April 15, 2010
Renee DeGross Valdes, 404-413-1353
ATLANTA - When Russia implemented its flat tax structure in 2001, drastically slashing personal income tax rates, it was soon hailed by experts as an economic windfall for that country. But a study published by Georgia State University economics professors found that while the reform decreased tax evasion, it did very little to the increase in new economic activity.
For their groundbreaking work, Jorge Martinez-Vazquez, Regents' Professor of economics and director of the International Studies Program; Klara Sabirianova Peter, assistant professor of economics, and co-author Yuriy Gorodnichenko of the University of California at Berkeley, received Russia's first National Prize in Applied Economics for the best published research devoted to the Russian economy.
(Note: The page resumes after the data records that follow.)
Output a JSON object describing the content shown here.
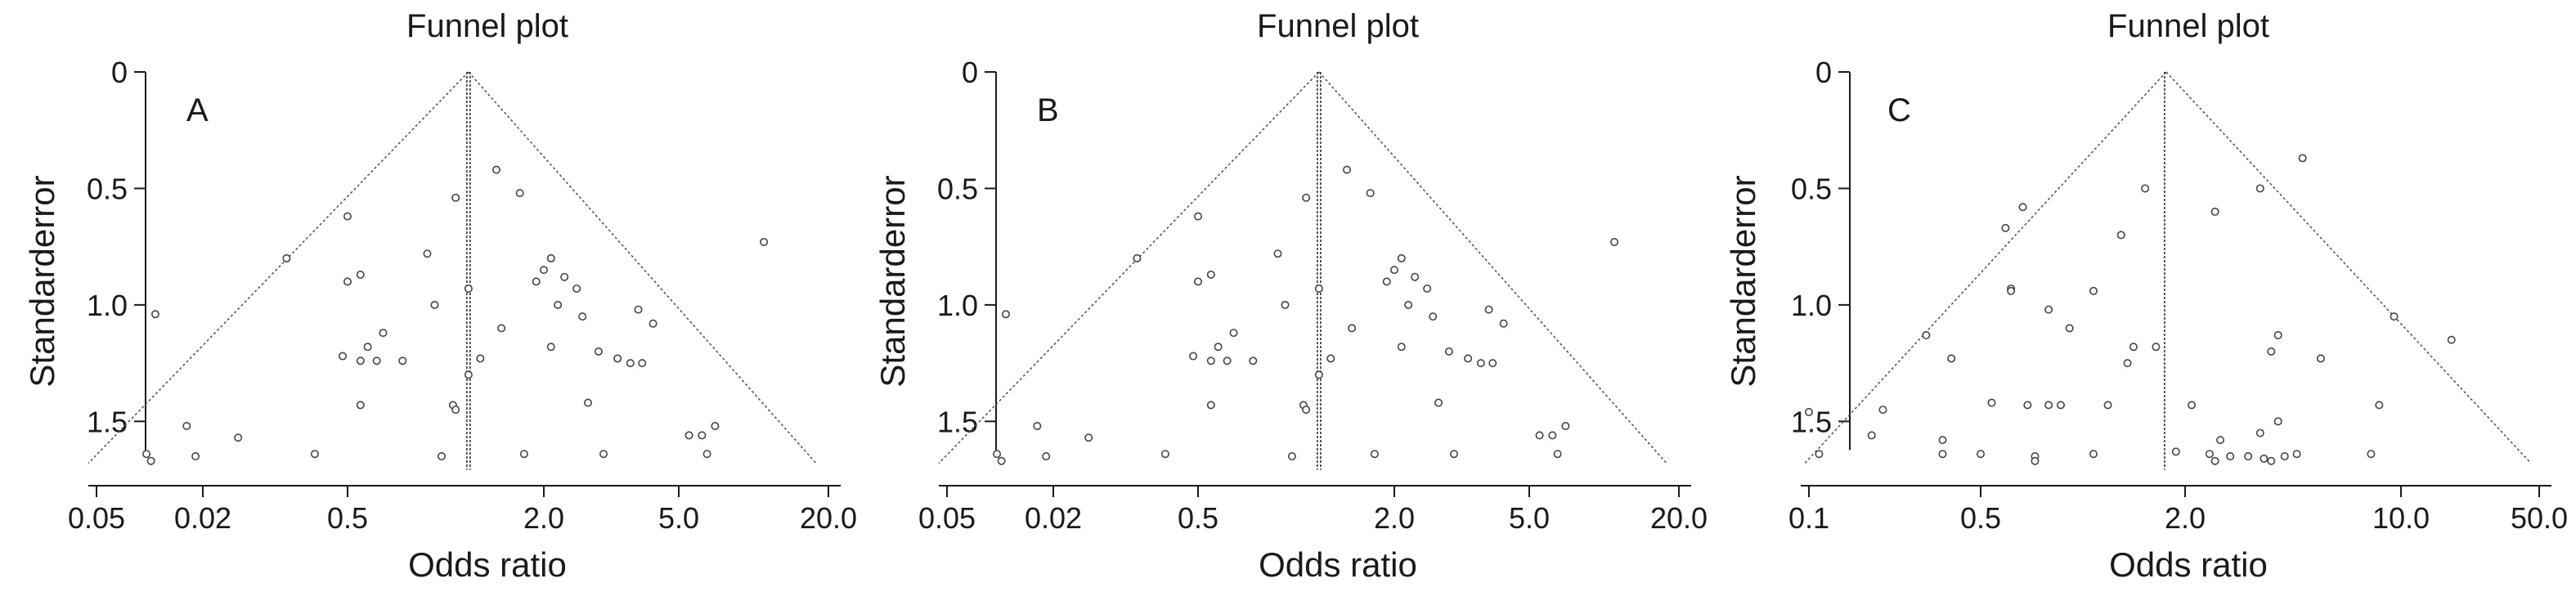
{
  "chart_data": [
    {
      "type": "scatter",
      "panel_label": "A",
      "title": "Funnel plot",
      "xlabel": "Odds ratio",
      "ylabel": "Standarderror",
      "x_tick_labels": [
        "0.05",
        "0.02",
        "0.5",
        "2.0",
        "5.0",
        "20.0"
      ],
      "y_ticks": [
        0,
        0.5,
        1.0,
        1.5
      ],
      "y_tick_labels": [
        "0",
        "0.5",
        "1.0",
        "1.5"
      ],
      "ylim": [
        0,
        1.72
      ],
      "funnel_apex_x": 1.2,
      "points": [
        {
          "x": 1.45,
          "y": 0.42
        },
        {
          "x": 1.7,
          "y": 0.52
        },
        {
          "x": 1.1,
          "y": 0.54
        },
        {
          "x": 0.5,
          "y": 0.62
        },
        {
          "x": 11.0,
          "y": 0.73
        },
        {
          "x": 0.3,
          "y": 0.8
        },
        {
          "x": 0.9,
          "y": 0.78
        },
        {
          "x": 2.1,
          "y": 0.8
        },
        {
          "x": 2.0,
          "y": 0.85
        },
        {
          "x": 0.55,
          "y": 0.87
        },
        {
          "x": 0.5,
          "y": 0.9
        },
        {
          "x": 2.3,
          "y": 0.88
        },
        {
          "x": 1.9,
          "y": 0.9
        },
        {
          "x": 1.2,
          "y": 0.93
        },
        {
          "x": 2.5,
          "y": 0.93
        },
        {
          "x": 2.2,
          "y": 1.0
        },
        {
          "x": 0.95,
          "y": 1.0
        },
        {
          "x": 3.8,
          "y": 1.02
        },
        {
          "x": 0.1,
          "y": 1.04
        },
        {
          "x": 2.6,
          "y": 1.05
        },
        {
          "x": 4.2,
          "y": 1.08
        },
        {
          "x": 1.5,
          "y": 1.1
        },
        {
          "x": 0.65,
          "y": 1.12
        },
        {
          "x": 0.58,
          "y": 1.18
        },
        {
          "x": 2.1,
          "y": 1.18
        },
        {
          "x": 2.9,
          "y": 1.2
        },
        {
          "x": 0.48,
          "y": 1.22
        },
        {
          "x": 1.3,
          "y": 1.23
        },
        {
          "x": 3.3,
          "y": 1.23
        },
        {
          "x": 0.55,
          "y": 1.24
        },
        {
          "x": 0.62,
          "y": 1.24
        },
        {
          "x": 0.75,
          "y": 1.24
        },
        {
          "x": 3.6,
          "y": 1.25
        },
        {
          "x": 3.9,
          "y": 1.25
        },
        {
          "x": 1.2,
          "y": 1.3
        },
        {
          "x": 2.7,
          "y": 1.42
        },
        {
          "x": 1.08,
          "y": 1.43
        },
        {
          "x": 0.55,
          "y": 1.43
        },
        {
          "x": 1.1,
          "y": 1.45
        },
        {
          "x": 0.13,
          "y": 1.52
        },
        {
          "x": 7.0,
          "y": 1.52
        },
        {
          "x": 0.2,
          "y": 1.57
        },
        {
          "x": 5.5,
          "y": 1.56
        },
        {
          "x": 6.2,
          "y": 1.56
        },
        {
          "x": 0.09,
          "y": 1.64
        },
        {
          "x": 0.38,
          "y": 1.64
        },
        {
          "x": 1.0,
          "y": 1.65
        },
        {
          "x": 1.75,
          "y": 1.64
        },
        {
          "x": 3.0,
          "y": 1.64
        },
        {
          "x": 6.5,
          "y": 1.64
        },
        {
          "x": 0.095,
          "y": 1.67
        },
        {
          "x": 0.14,
          "y": 1.65
        }
      ]
    },
    {
      "type": "scatter",
      "panel_label": "B",
      "title": "Funnel plot",
      "xlabel": "Odds ratio",
      "ylabel": "Standarderror",
      "x_tick_labels": [
        "0.05",
        "0.02",
        "0.5",
        "2.0",
        "5.0",
        "20.0"
      ],
      "y_ticks": [
        0,
        0.5,
        1.0,
        1.5
      ],
      "y_tick_labels": [
        "0",
        "0.5",
        "1.0",
        "1.5"
      ],
      "ylim": [
        0,
        1.72
      ],
      "funnel_apex_x": 1.2,
      "points": [
        {
          "x": 1.45,
          "y": 0.42
        },
        {
          "x": 1.7,
          "y": 0.52
        },
        {
          "x": 1.1,
          "y": 0.54
        },
        {
          "x": 0.5,
          "y": 0.62
        },
        {
          "x": 11.0,
          "y": 0.73
        },
        {
          "x": 0.3,
          "y": 0.8
        },
        {
          "x": 0.9,
          "y": 0.78
        },
        {
          "x": 2.1,
          "y": 0.8
        },
        {
          "x": 2.0,
          "y": 0.85
        },
        {
          "x": 0.55,
          "y": 0.87
        },
        {
          "x": 0.5,
          "y": 0.9
        },
        {
          "x": 2.3,
          "y": 0.88
        },
        {
          "x": 1.9,
          "y": 0.9
        },
        {
          "x": 1.2,
          "y": 0.93
        },
        {
          "x": 2.5,
          "y": 0.93
        },
        {
          "x": 2.2,
          "y": 1.0
        },
        {
          "x": 0.95,
          "y": 1.0
        },
        {
          "x": 3.8,
          "y": 1.02
        },
        {
          "x": 0.1,
          "y": 1.04
        },
        {
          "x": 2.6,
          "y": 1.05
        },
        {
          "x": 4.2,
          "y": 1.08
        },
        {
          "x": 1.5,
          "y": 1.1
        },
        {
          "x": 0.65,
          "y": 1.12
        },
        {
          "x": 0.58,
          "y": 1.18
        },
        {
          "x": 2.1,
          "y": 1.18
        },
        {
          "x": 2.9,
          "y": 1.2
        },
        {
          "x": 0.48,
          "y": 1.22
        },
        {
          "x": 1.3,
          "y": 1.23
        },
        {
          "x": 3.3,
          "y": 1.23
        },
        {
          "x": 0.55,
          "y": 1.24
        },
        {
          "x": 0.62,
          "y": 1.24
        },
        {
          "x": 0.75,
          "y": 1.24
        },
        {
          "x": 3.6,
          "y": 1.25
        },
        {
          "x": 3.9,
          "y": 1.25
        },
        {
          "x": 1.2,
          "y": 1.3
        },
        {
          "x": 2.7,
          "y": 1.42
        },
        {
          "x": 1.08,
          "y": 1.43
        },
        {
          "x": 0.55,
          "y": 1.43
        },
        {
          "x": 1.1,
          "y": 1.45
        },
        {
          "x": 0.13,
          "y": 1.52
        },
        {
          "x": 7.0,
          "y": 1.52
        },
        {
          "x": 0.2,
          "y": 1.57
        },
        {
          "x": 5.5,
          "y": 1.56
        },
        {
          "x": 6.2,
          "y": 1.56
        },
        {
          "x": 0.09,
          "y": 1.64
        },
        {
          "x": 0.38,
          "y": 1.64
        },
        {
          "x": 1.0,
          "y": 1.65
        },
        {
          "x": 1.75,
          "y": 1.64
        },
        {
          "x": 3.0,
          "y": 1.64
        },
        {
          "x": 6.5,
          "y": 1.64
        },
        {
          "x": 0.095,
          "y": 1.67
        },
        {
          "x": 0.14,
          "y": 1.65
        }
      ]
    },
    {
      "type": "scatter",
      "panel_label": "C",
      "title": "Funnel plot",
      "xlabel": "Odds ratio",
      "ylabel": "Standarderror",
      "x_tick_labels": [
        "0.1",
        "0.5",
        "2.0",
        "10.0",
        "50.0"
      ],
      "y_ticks": [
        0,
        0.5,
        1.0,
        1.5
      ],
      "y_tick_labels": [
        "0",
        "0.5",
        "1.0",
        "1.5"
      ],
      "ylim": [
        0,
        1.72
      ],
      "funnel_apex_x": 1.8,
      "points": [
        {
          "x": 4.8,
          "y": 0.37
        },
        {
          "x": 1.6,
          "y": 0.5
        },
        {
          "x": 3.5,
          "y": 0.5
        },
        {
          "x": 0.72,
          "y": 0.58
        },
        {
          "x": 2.5,
          "y": 0.6
        },
        {
          "x": 0.62,
          "y": 0.67
        },
        {
          "x": 1.4,
          "y": 0.7
        },
        {
          "x": 0.65,
          "y": 0.93
        },
        {
          "x": 0.65,
          "y": 0.94
        },
        {
          "x": 1.2,
          "y": 0.94
        },
        {
          "x": 0.9,
          "y": 1.02
        },
        {
          "x": 9.5,
          "y": 1.05
        },
        {
          "x": 1.05,
          "y": 1.1
        },
        {
          "x": 0.3,
          "y": 1.13
        },
        {
          "x": 4.0,
          "y": 1.13
        },
        {
          "x": 18.0,
          "y": 1.15
        },
        {
          "x": 1.5,
          "y": 1.18
        },
        {
          "x": 1.7,
          "y": 1.18
        },
        {
          "x": 3.8,
          "y": 1.2
        },
        {
          "x": 0.38,
          "y": 1.23
        },
        {
          "x": 5.5,
          "y": 1.23
        },
        {
          "x": 1.45,
          "y": 1.25
        },
        {
          "x": 0.55,
          "y": 1.42
        },
        {
          "x": 0.75,
          "y": 1.43
        },
        {
          "x": 0.9,
          "y": 1.43
        },
        {
          "x": 1.0,
          "y": 1.43
        },
        {
          "x": 1.3,
          "y": 1.43
        },
        {
          "x": 2.1,
          "y": 1.43
        },
        {
          "x": 8.5,
          "y": 1.43
        },
        {
          "x": 0.1,
          "y": 1.46
        },
        {
          "x": 0.2,
          "y": 1.45
        },
        {
          "x": 4.0,
          "y": 1.5
        },
        {
          "x": 3.5,
          "y": 1.55
        },
        {
          "x": 0.18,
          "y": 1.56
        },
        {
          "x": 0.35,
          "y": 1.58
        },
        {
          "x": 2.6,
          "y": 1.58
        },
        {
          "x": 0.11,
          "y": 1.64
        },
        {
          "x": 0.35,
          "y": 1.64
        },
        {
          "x": 0.5,
          "y": 1.64
        },
        {
          "x": 0.8,
          "y": 1.65
        },
        {
          "x": 1.2,
          "y": 1.64
        },
        {
          "x": 1.9,
          "y": 1.63
        },
        {
          "x": 2.4,
          "y": 1.64
        },
        {
          "x": 2.8,
          "y": 1.65
        },
        {
          "x": 3.2,
          "y": 1.65
        },
        {
          "x": 3.6,
          "y": 1.66
        },
        {
          "x": 4.2,
          "y": 1.65
        },
        {
          "x": 4.6,
          "y": 1.64
        },
        {
          "x": 8.0,
          "y": 1.64
        },
        {
          "x": 0.8,
          "y": 1.67
        },
        {
          "x": 2.5,
          "y": 1.67
        },
        {
          "x": 3.8,
          "y": 1.67
        }
      ]
    }
  ]
}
The 1.5 million rubles ($51,000) prize was established last year by a group of leading think tanks, universities, corporations, and others in Russia to promote analysis of their economy.
Their paper is entitled "Myth and Reality of Flat Tax Reform: Micro Estimates of Tax Evasion Response and Welfare Effects in Russia," and it was published recently in one of the top economics journals, the Journal of Political Economy.
"Our close examination of the effects of the 2001 Russia tax reform revealed a significant increase in reported income because of improved tax compliance but a very small increase in real productivity," said Martinez-Vazquez.
The award, which received wide attention in Russia, was presented to the winners on April 8. Yevgeniy Yasin, the former Russian Minister of Economy - now academic director of the Higher School of Economics and president of the Liberal Mission foundation, presented the award, with Sabirianova Peter accepting during a ceremony at the 11th International Conference on Economic and Social Development in Moscow.
"Russia's tax reform has important world-wide implications," Sabirianova Peter said, during her acceptance speech. "As of January, 29 countries had adopted the flat rate personal income tax, largely following Russia's lead in this type of reform."